As for the notion that naming a racist demagogue vice mayor would help keep the peace, on April 15, 2002, a race riot broke out in broad daylight. The only journalist willing to honestly report on the riot was Cincinnati Enquirer columnist, Peter Bronson:

There was no police shooting, no reverends shouting for justice this time – just 300 black people blocking Vine Street on Monday night, pelting cars with rocks, bottles and eggs and yelling 'get whitey.'

Some cities would call that a riot. Cincinnati didn't even call it a “disturbance.” The headline over a 3-inch story in the Enquirer the next day said, “Fight draws crowd; police close street.”

Witnesses and police reports showed something worse: frightening attacks on cars driven by white people, while cars driven by blacks were waved through.

Police said it started when two girls, ages 14 and 17, started throwing punches in the street. As cops arrested the girls, the 14-year-old struggled and spit in the face of one officer. The 17-year-old's brother, 12, jumped on a cop – and it took two more to restrain him.

The crowd swelled to 300, and 20 to 50 people began throwing things. The cops backed off to regroup….

Such racist hatred takes years to inculcate in young people. In a glimpse of things to come, a mid-1990s videotape played across the nation on the TV news, showed a lone, white Cincinnati policeman trying to arrest a black man. A few feet away stood hundreds of black, teenaged students, one of whom aggressively argued with the police officer, in seeking to obstruct justice and incite a riot. Finally, the officer manhandled the student-criminal.

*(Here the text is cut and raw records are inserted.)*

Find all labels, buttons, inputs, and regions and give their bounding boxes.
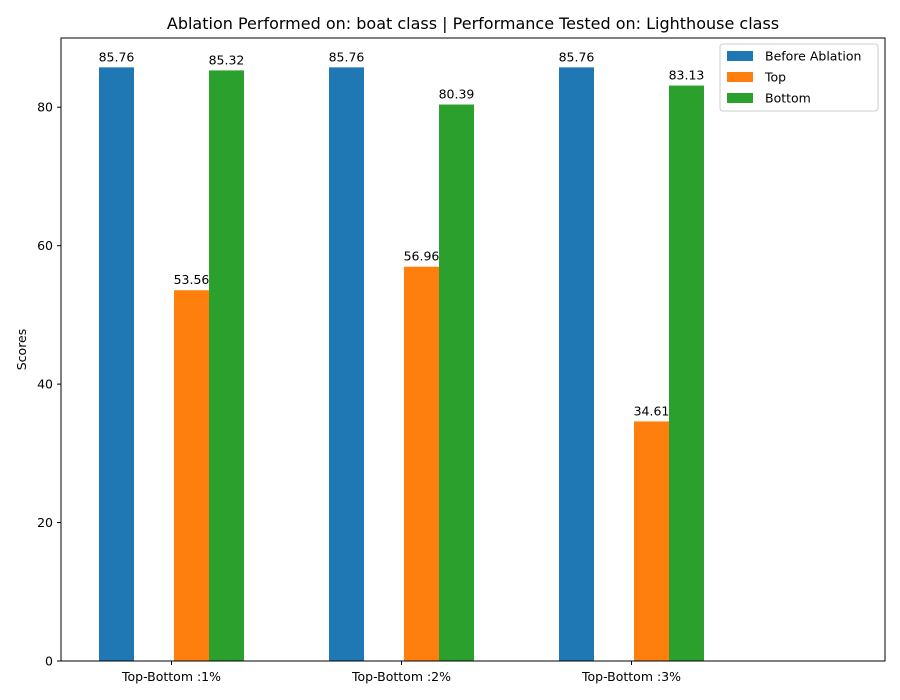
data-label: 56.96 bbox=[404, 249, 440, 264]
bar-top-2 bbox=[404, 266, 439, 661]
legend-box bbox=[719, 43, 879, 112]
bar-before-ablation-3 bbox=[559, 67, 594, 661]
data-label: 85.76 bbox=[99, 49, 135, 64]
bar-top-3 bbox=[634, 421, 669, 661]
plot-area: 85.76 85.76 85.76 53.56 56.96 34.61 85.32 80.39… bbox=[99, 49, 705, 662]
y-tick-label: 40 bbox=[37, 377, 53, 392]
bar-top-1 bbox=[174, 290, 209, 661]
bar-before-ablation-2 bbox=[329, 67, 364, 661]
x-tick-label: Top-Bottom :2% bbox=[351, 669, 451, 684]
bar-bottom-2 bbox=[439, 104, 474, 661]
bar-bottom-3 bbox=[669, 85, 704, 661]
legend-entry: Top bbox=[764, 70, 786, 85]
y-axis-label: Scores bbox=[14, 329, 29, 371]
data-label: 80.39 bbox=[439, 87, 475, 102]
x-tick-label: Top-Bottom :1% bbox=[121, 669, 221, 684]
data-label: 34.61 bbox=[634, 403, 670, 418]
data-label: 85.32 bbox=[209, 52, 245, 67]
y-tick-label: 20 bbox=[37, 515, 53, 530]
chart-title: Ablation Performed on: boat class | Perf… bbox=[167, 14, 779, 33]
bar-before-ablation-1 bbox=[99, 67, 134, 661]
legend-entry: Bottom bbox=[765, 91, 811, 106]
y-tick-label: 60 bbox=[37, 238, 53, 253]
bar-bottom-1 bbox=[209, 70, 244, 662]
legend-swatch bbox=[727, 51, 753, 61]
plot-frame bbox=[60, 37, 886, 662]
legend-swatch bbox=[727, 93, 753, 103]
data-label: 83.13 bbox=[669, 68, 705, 83]
x-tick-label: Top-Bottom :3% bbox=[581, 669, 681, 684]
data-label: 53.56 bbox=[174, 272, 210, 287]
y-tick-label: 80 bbox=[37, 100, 53, 115]
legend-swatch bbox=[727, 72, 753, 82]
y-tick-label: 0 bbox=[45, 654, 53, 669]
data-label: 85.76 bbox=[559, 49, 595, 64]
data-label: 85.76 bbox=[329, 49, 365, 64]
legend: Before Ablation Top Bottom bbox=[719, 43, 879, 112]
legend-entry: Before Ablation bbox=[765, 49, 861, 64]
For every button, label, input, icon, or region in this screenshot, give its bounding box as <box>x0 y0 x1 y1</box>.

In the wake of the heavily edited, 1992 Rodney King videotape, anchormen presented this videotape as if it were evidence of a racist, violent, police officer, rather than a depiction of a white man in danger of being lynched, simply for doing his job.

And nothing has changed since. Consider the typical, December 7 story by John Riley in New York’s Newsday.

But Cincinnati is a city with a history – at least 18 black men killed in police encounters since 1995 and race riots in 2001 after the shooting of an unarmed African-American.…

But others warn that Cincinnati may just not have enough time for slow change if black men like [Nathaniel] Jones keep dying in encounters with police.

Like almost all of the national media, Riley refused to report on the violent attacks by all but one of the “at least 18 black men killed,” or to report what only some Cincinnati media did: That the racist Jones shouted, “White boy, red neck!” as he went after the officers. ([When Riley says, “at least 18…”] is Riley insinuating that there are dead black men the Cincinnati PD has secretly murdered that we don’t know about?)

To comfortable, smug, socialist newsmen and white political elites, police officers are expendable. But without such heroic policemen, who would save black Cincinnatians … from their own parents?